A CARE worker is in line for a £10,000 plus payout amid claims he was racially abused by a colleague and his bosses failed to act.

Jay Johnson told management at Key Care and Support he didn't like working at a particular care home because he had been subjected to racist remarks.

He said one female worker said she didn't want to work with black people, an employment tribunal in Manchester was told.

But agency worker Mr Johnson, from Clitheroe, was sent back to Mather Fold, less than a fortnight later, where he reported a further incident of alleged racist abuse.

Rachel Wright, who worked in the office at Key Care and Support at the time, insisted Mr Johnson had not raised the racial abuse matter.

However Mr Johnson was adamant he had refused further shifts at Mather Fold, in Higher Walton, and the only reason he returned was because his employers persuaded him to do so.

In the meantime Mr Johnson, who used to be based at the company's Blackburn office before being transferred to their Preston operation, was informed there had been a safeguarding complaint made against him.

The tribunal was told that ultimately this complaint, which Mr Johnson felt was linked to his racism claims, was dismissed as unfounded.

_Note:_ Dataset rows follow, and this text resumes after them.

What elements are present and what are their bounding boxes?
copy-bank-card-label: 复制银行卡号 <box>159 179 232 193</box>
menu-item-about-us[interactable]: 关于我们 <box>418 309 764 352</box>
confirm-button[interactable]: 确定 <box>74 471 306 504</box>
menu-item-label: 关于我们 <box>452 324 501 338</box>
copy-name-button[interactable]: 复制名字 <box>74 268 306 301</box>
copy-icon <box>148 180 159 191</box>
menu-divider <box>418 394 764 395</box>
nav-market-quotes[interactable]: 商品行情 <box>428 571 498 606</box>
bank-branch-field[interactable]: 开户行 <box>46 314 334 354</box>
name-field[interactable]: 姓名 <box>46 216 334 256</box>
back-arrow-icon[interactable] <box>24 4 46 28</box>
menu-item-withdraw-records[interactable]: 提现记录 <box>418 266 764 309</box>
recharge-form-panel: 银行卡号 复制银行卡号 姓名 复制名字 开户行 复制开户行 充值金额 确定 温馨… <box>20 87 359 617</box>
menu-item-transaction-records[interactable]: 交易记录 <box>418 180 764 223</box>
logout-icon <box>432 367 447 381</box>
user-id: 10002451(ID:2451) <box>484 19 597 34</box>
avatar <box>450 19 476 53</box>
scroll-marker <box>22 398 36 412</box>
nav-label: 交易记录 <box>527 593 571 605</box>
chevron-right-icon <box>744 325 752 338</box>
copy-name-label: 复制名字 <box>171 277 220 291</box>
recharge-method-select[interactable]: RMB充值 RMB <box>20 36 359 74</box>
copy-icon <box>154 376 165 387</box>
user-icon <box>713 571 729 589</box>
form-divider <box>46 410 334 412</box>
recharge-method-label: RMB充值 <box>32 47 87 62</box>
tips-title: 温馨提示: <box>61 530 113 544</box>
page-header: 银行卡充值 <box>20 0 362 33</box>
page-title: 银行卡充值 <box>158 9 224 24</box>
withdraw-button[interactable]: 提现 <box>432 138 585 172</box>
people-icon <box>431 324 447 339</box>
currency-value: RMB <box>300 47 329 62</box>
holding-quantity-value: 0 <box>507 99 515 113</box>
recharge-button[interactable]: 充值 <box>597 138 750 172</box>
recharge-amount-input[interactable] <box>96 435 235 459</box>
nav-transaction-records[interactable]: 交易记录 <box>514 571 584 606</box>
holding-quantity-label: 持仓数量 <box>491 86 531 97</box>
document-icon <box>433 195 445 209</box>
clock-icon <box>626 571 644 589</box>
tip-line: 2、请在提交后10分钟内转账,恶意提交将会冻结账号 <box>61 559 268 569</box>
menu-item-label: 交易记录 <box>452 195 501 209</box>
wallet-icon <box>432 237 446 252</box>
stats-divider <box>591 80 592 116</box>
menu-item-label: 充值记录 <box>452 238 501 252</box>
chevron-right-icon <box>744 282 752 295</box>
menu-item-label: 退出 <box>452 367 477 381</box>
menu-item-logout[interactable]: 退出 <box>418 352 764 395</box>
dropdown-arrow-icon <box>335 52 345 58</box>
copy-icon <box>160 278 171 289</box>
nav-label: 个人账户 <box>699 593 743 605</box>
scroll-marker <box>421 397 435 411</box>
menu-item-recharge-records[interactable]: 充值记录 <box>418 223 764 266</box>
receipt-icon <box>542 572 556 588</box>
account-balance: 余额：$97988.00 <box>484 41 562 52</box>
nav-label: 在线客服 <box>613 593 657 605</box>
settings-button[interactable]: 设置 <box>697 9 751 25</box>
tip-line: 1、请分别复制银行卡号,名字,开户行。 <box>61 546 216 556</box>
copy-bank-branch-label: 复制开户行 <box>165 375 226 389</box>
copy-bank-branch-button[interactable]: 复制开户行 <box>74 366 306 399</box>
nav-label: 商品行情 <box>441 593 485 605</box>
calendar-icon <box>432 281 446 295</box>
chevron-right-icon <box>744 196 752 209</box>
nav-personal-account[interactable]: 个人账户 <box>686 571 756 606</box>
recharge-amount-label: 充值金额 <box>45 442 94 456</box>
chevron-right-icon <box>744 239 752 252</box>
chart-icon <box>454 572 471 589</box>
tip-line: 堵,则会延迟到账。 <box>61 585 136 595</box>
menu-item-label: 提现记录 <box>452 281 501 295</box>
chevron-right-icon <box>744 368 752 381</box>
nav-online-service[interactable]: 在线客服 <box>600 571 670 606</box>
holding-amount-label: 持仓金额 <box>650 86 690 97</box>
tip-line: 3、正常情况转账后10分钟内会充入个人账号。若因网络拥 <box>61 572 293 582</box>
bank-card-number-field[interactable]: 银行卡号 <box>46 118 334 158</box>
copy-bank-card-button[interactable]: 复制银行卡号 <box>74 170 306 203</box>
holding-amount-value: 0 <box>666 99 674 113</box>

Mr Walker, who was on a zero hours contract, found that he was not being offered any more shifts by the firm, as he continued to pursue his race claim.

In a later ruling, in Mr Johnson's favour, employment judge Katharine Ross said: "The tribunal finds it entirely unacceptable in a modern workplace that a serious concern that a worker has suffered racial abuse should not be investigated."

Following a three-day racial discrimination claim hearing, the panel said they found Mr Johnson to be "an articulate and persuasive" witness.

He told the tribunal that following his experiences he had had problems with anxiety and sleeping, to the extent that he had been unable to work for

The judge said its was clear staff involved with the complaint had received no equality training and there was a "lack of awareness" over their responsibility towards the care worker.

An award of £10,293 was set at a later hearing, encompassing £6,000 for injury to feelings and £4,040 for lost earnings, alongside £243 interest.